Visiblement, il se détachait vraiment avec son "coffret au trésor" : canard, poulet, chevreuil, marcassin et foie gras. "C'est la meilleure note que j'avais donnée, explique le chroniqueur gastronomie et membre du jury, Vincent Ferniot. Pour gagner ce championnat, il faut être parfait partout. Un la pâte, et sa pâte était excellente : fine, bien cuite, croustillante, avec un bon goût de beurre. Deux la gelée, elle doit avoir un bon goût et il doit y avoir un petit côté acidulé, sucré pour donner de la fraîcheur. Et puis trois, évidemment la farce et surtout cette texture parce que les goûts et les arômes c'est formidable, mais c'est insupportable d'avoir des farces qui sont trop dures ou manquent d'homogénéité." C'est sans hésitation, le premier choix du chroniqueur : "le Japonais a été parfait dans les trois secteurs. Visiblement ce n'était pas le plus "esthétique", pour une fois. C'est un peu le "bazar" par endroit, ajoute Vincent Ferniot, mais tout ce qui compte vraiment y était.
Comment explique-t-on que les japonais se mettent à truster ce concours ? Cela commence en 2014 avec un japonais de France : Hidé Kawamura, qui était le second de Lameuloise, un restaurant gastronomique avec trois étoiles au guide Michelin, installé à Chagny en Bourgogne. Le titre fait un peu de bruit déjà sur les réseaux sociaux. On en parle au Japon. En 2017, le chef japonais et parisien de l’Ambroisie gagne à son tour. Et là c’est de la folie : tout le monde veut concourir. En 2019 : nouvelle victoire japonaise. L’édition 2020 est annulée pour cause de COVID. Mais l’an dernier, rebelote.
Le pâté-croûte traité comme "un produit de gastronomie"
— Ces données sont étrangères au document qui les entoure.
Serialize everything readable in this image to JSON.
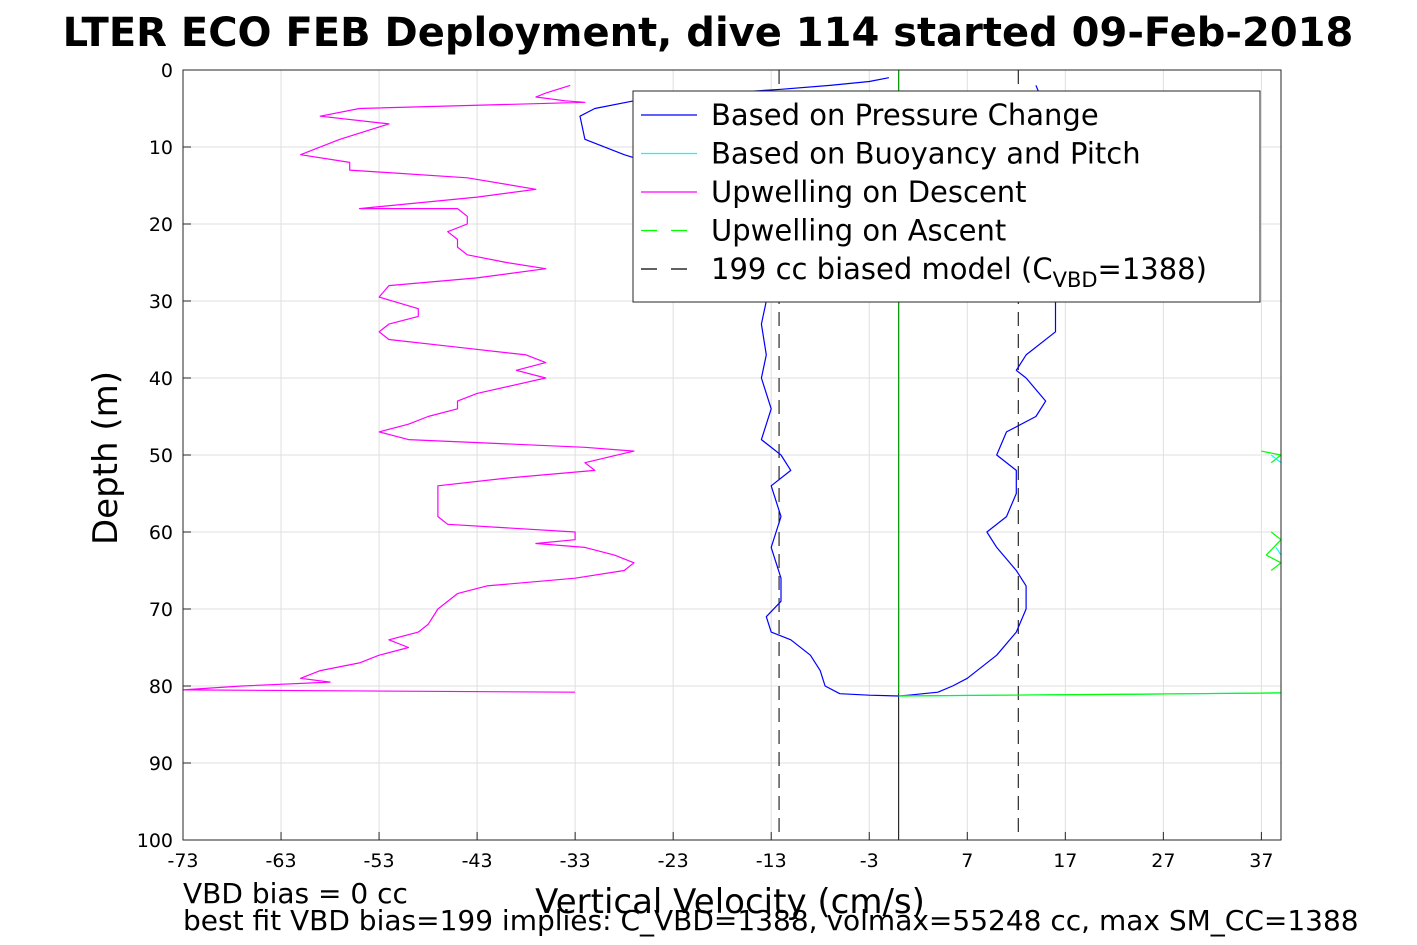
{
  "chart_data": {
    "type": "line",
    "title": "LTER ECO FEB Deployment, dive 114 started 09-Feb-2018",
    "xlabel": "Vertical Velocity (cm/s)",
    "ylabel": "Depth (m)",
    "xlim": [
      -73,
      39
    ],
    "ylim": [
      0,
      100
    ],
    "y_reversed": true,
    "grid": true,
    "xticks": [
      -73,
      -63,
      -53,
      -43,
      -33,
      -23,
      -13,
      -3,
      7,
      17,
      27,
      37
    ],
    "yticks": [
      0,
      10,
      20,
      30,
      40,
      50,
      60,
      70,
      80,
      90,
      100
    ],
    "legend_position": "top-right",
    "legend": [
      {
        "label": "Based on Pressure Change",
        "color": "#0000ff",
        "dash": "solid"
      },
      {
        "label": "Based on Buoyancy and Pitch",
        "color": "#00ffff",
        "dash": "solid"
      },
      {
        "label": "Upwelling on Descent",
        "color": "#ff00ff",
        "dash": "solid"
      },
      {
        "label": "Upwelling on Ascent",
        "color": "#00ff00",
        "dash": "dashed"
      },
      {
        "label_main": "199 cc biased model (C",
        "label_sub": "VBD",
        "label_end": "=1388)",
        "color": "#000000",
        "dash": "dashed"
      }
    ],
    "footer_lines": [
      "VBD bias = 0 cc",
      "best fit VBD bias=199 implies: C_VBD=1388, volmax=55248 cc, max SM_CC=1388"
    ],
    "series": [
      {
        "name": "Based on Pressure Change",
        "color": "#0000ff",
        "points": [
          [
            -1,
            1
          ],
          [
            -3,
            1.5
          ],
          [
            -7,
            2
          ],
          [
            -12,
            2.5
          ],
          [
            -18,
            3
          ],
          [
            -27,
            4
          ],
          [
            -31,
            5
          ],
          [
            -32.5,
            6
          ],
          [
            -32,
            9
          ],
          [
            -28,
            11
          ],
          [
            -23,
            13
          ],
          [
            -18,
            16
          ],
          [
            -15,
            20
          ],
          [
            -13,
            25
          ],
          [
            -13.5,
            30
          ],
          [
            -14,
            33
          ],
          [
            -13.5,
            37
          ],
          [
            -14,
            40
          ],
          [
            -13,
            44
          ],
          [
            -14,
            48
          ],
          [
            -12,
            50
          ],
          [
            -11,
            52
          ],
          [
            -13,
            54
          ],
          [
            -12,
            58
          ],
          [
            -13,
            62
          ],
          [
            -12,
            66
          ],
          [
            -12,
            69
          ],
          [
            -13.5,
            71
          ],
          [
            -13,
            73
          ],
          [
            -11,
            74
          ],
          [
            -9,
            76
          ],
          [
            -8,
            78
          ],
          [
            -7.5,
            80
          ],
          [
            -6,
            81
          ],
          [
            -3,
            81.2
          ],
          [
            0,
            81.3
          ],
          [
            1,
            81.2
          ],
          [
            4,
            80.8
          ],
          [
            5.5,
            80
          ],
          [
            7,
            79
          ],
          [
            10,
            76
          ],
          [
            12,
            73
          ],
          [
            13,
            70
          ],
          [
            13,
            67
          ],
          [
            12,
            65
          ],
          [
            10,
            62
          ],
          [
            9,
            60
          ],
          [
            11,
            58
          ],
          [
            12,
            55
          ],
          [
            12,
            52
          ],
          [
            10,
            50
          ],
          [
            11,
            47
          ],
          [
            14,
            45
          ],
          [
            15,
            43
          ],
          [
            13,
            40
          ],
          [
            12,
            39
          ],
          [
            13,
            37
          ],
          [
            16,
            34
          ],
          [
            16,
            30
          ],
          [
            16,
            25
          ],
          [
            15,
            20
          ],
          [
            14,
            12
          ],
          [
            15,
            5
          ],
          [
            14,
            2
          ]
        ]
      },
      {
        "name": "Based on Buoyancy and Pitch",
        "color": "#00ffff",
        "points": [
          [
            0,
            81.3
          ],
          [
            10,
            81.2
          ],
          [
            20,
            81.1
          ],
          [
            30,
            81.0
          ],
          [
            39,
            80.9
          ]
        ]
      },
      {
        "name": "Upwelling on Descent",
        "color": "#ff00ff",
        "points": [
          [
            -33.5,
            2
          ],
          [
            -36,
            3
          ],
          [
            -37,
            3.5
          ],
          [
            -34,
            4
          ],
          [
            -32,
            4.2
          ],
          [
            -55,
            5
          ],
          [
            -59,
            6
          ],
          [
            -52,
            7
          ],
          [
            -57,
            9
          ],
          [
            -61,
            11
          ],
          [
            -56,
            12
          ],
          [
            -56,
            13
          ],
          [
            -44,
            14
          ],
          [
            -37,
            15.5
          ],
          [
            -43,
            16.5
          ],
          [
            -55,
            18
          ],
          [
            -45,
            18
          ],
          [
            -44,
            19
          ],
          [
            -44,
            20
          ],
          [
            -46,
            21
          ],
          [
            -45,
            22
          ],
          [
            -45,
            23
          ],
          [
            -44,
            24
          ],
          [
            -40,
            25
          ],
          [
            -36,
            25.8
          ],
          [
            -43,
            27
          ],
          [
            -52,
            28
          ],
          [
            -53,
            29.5
          ],
          [
            -49,
            31
          ],
          [
            -49,
            32
          ],
          [
            -52,
            33
          ],
          [
            -53,
            34
          ],
          [
            -52,
            35
          ],
          [
            -45,
            36
          ],
          [
            -38,
            37
          ],
          [
            -36,
            38
          ],
          [
            -39,
            39
          ],
          [
            -36,
            40
          ],
          [
            -43,
            42
          ],
          [
            -45,
            43
          ],
          [
            -45,
            44
          ],
          [
            -48,
            45
          ],
          [
            -50,
            46
          ],
          [
            -53,
            47
          ],
          [
            -50,
            48
          ],
          [
            -32,
            49
          ],
          [
            -27,
            49.5
          ],
          [
            -32,
            51
          ],
          [
            -31,
            52
          ],
          [
            -40,
            53
          ],
          [
            -47,
            54
          ],
          [
            -47,
            56
          ],
          [
            -47,
            58
          ],
          [
            -46,
            59
          ],
          [
            -33,
            60
          ],
          [
            -33,
            61
          ],
          [
            -37,
            61.5
          ],
          [
            -32,
            62
          ],
          [
            -29,
            63
          ],
          [
            -27,
            64
          ],
          [
            -28,
            65
          ],
          [
            -33,
            66
          ],
          [
            -42,
            67
          ],
          [
            -45,
            68
          ],
          [
            -47,
            70
          ],
          [
            -48,
            72
          ],
          [
            -49,
            73
          ],
          [
            -52,
            74
          ],
          [
            -50,
            75
          ],
          [
            -53,
            76
          ],
          [
            -55,
            77
          ],
          [
            -59,
            78
          ],
          [
            -61,
            79
          ],
          [
            -58,
            79.5
          ],
          [
            -67,
            80
          ],
          [
            -73,
            80.5
          ],
          [
            -33,
            80.8
          ]
        ]
      },
      {
        "name": "Upwelling on Ascent",
        "color": "#00ff00",
        "points": [
          [
            0,
            81.3
          ],
          [
            10,
            81.2
          ],
          [
            20,
            81.1
          ],
          [
            30,
            81.0
          ],
          [
            39,
            80.9
          ]
        ]
      },
      {
        "name": "Upwelling on Ascent (partial, right)",
        "color": "#00ff00",
        "points": [
          [
            37,
            49.5
          ],
          [
            39,
            50
          ],
          [
            38,
            51
          ]
        ]
      },
      {
        "name": "Upwelling on Ascent (partial, right 2)",
        "color": "#00ff00",
        "points": [
          [
            38,
            60
          ],
          [
            39,
            61
          ],
          [
            37.5,
            63
          ],
          [
            39,
            64
          ],
          [
            38,
            65
          ]
        ]
      },
      {
        "name": "Buoyancy partial right",
        "color": "#00ffff",
        "points": [
          [
            38,
            50
          ],
          [
            39,
            51
          ]
        ]
      },
      {
        "name": "Buoyancy partial right 2",
        "color": "#00ffff",
        "points": [
          [
            38.5,
            62
          ],
          [
            39,
            63
          ]
        ]
      }
    ],
    "model_lines": [
      {
        "x": -12.2,
        "y": [
          0,
          100
        ],
        "color": "#000000",
        "dash": "dashed"
      },
      {
        "x": 12.2,
        "y": [
          0,
          100
        ],
        "color": "#000000",
        "dash": "dashed"
      },
      {
        "x": 0,
        "y": [
          0,
          100
        ],
        "color": "#000000",
        "dash": "solid"
      },
      {
        "x": 0,
        "y": [
          0,
          81
        ],
        "color": "#00aa00",
        "dash": "solid"
      }
    ]
  }
}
En 2022, ils étaient 70 candidats japonais pour le concours Asie qui détermine les deux finalistes en France. Soixante dix candidats, c’est plus que tous ceux d’Europe. Là, c'est un chef étoilé français, Christophe Paucod du Lugdunum à Tokyo qui s’occupe des sélections. Le niveau est tellement excellent m’a dit une organisatrice qu’ils ont décidé de prendre deux japonais en finale, comme ils prennent deux américains. Et donc Ryutaro Shiomi a gagné, le deuxième japonais a eu un prix. Au-delà de l'engouement, il y a aussi, de l'avis général dans le jury, quelque chose de plus profond qui explique cette domination japonaise. "Ils ont un côté perfectionniste qui confine à l'exceptionnel", reprend Vincent Ferniot. Ils n'ont pas la culture qu'on a nous de ce pâté-croûte bistrot, donc je pense qu'ils le traitent comme un produit de gastronomie en mettant les meilleurs produits partout. En travaillant énormément. La génération Top Chef pense qu'elle a du talent dans les mains et qu'il n'y a pas besoin de travailler. Je crois que les Japonais savent un peu se faire mal. Chez-nous, c'est plus compliqué."
Je n'ai pas réussi à savoir si Ryutaro Shiomi aime le foot, ce qui est sûr c'est que sa couronne au concours du pâté-croute a du consoler un peu le Japon qui, au même moment, lundi soir, se faisait sortir de l’autre Mondial, celui du Doha.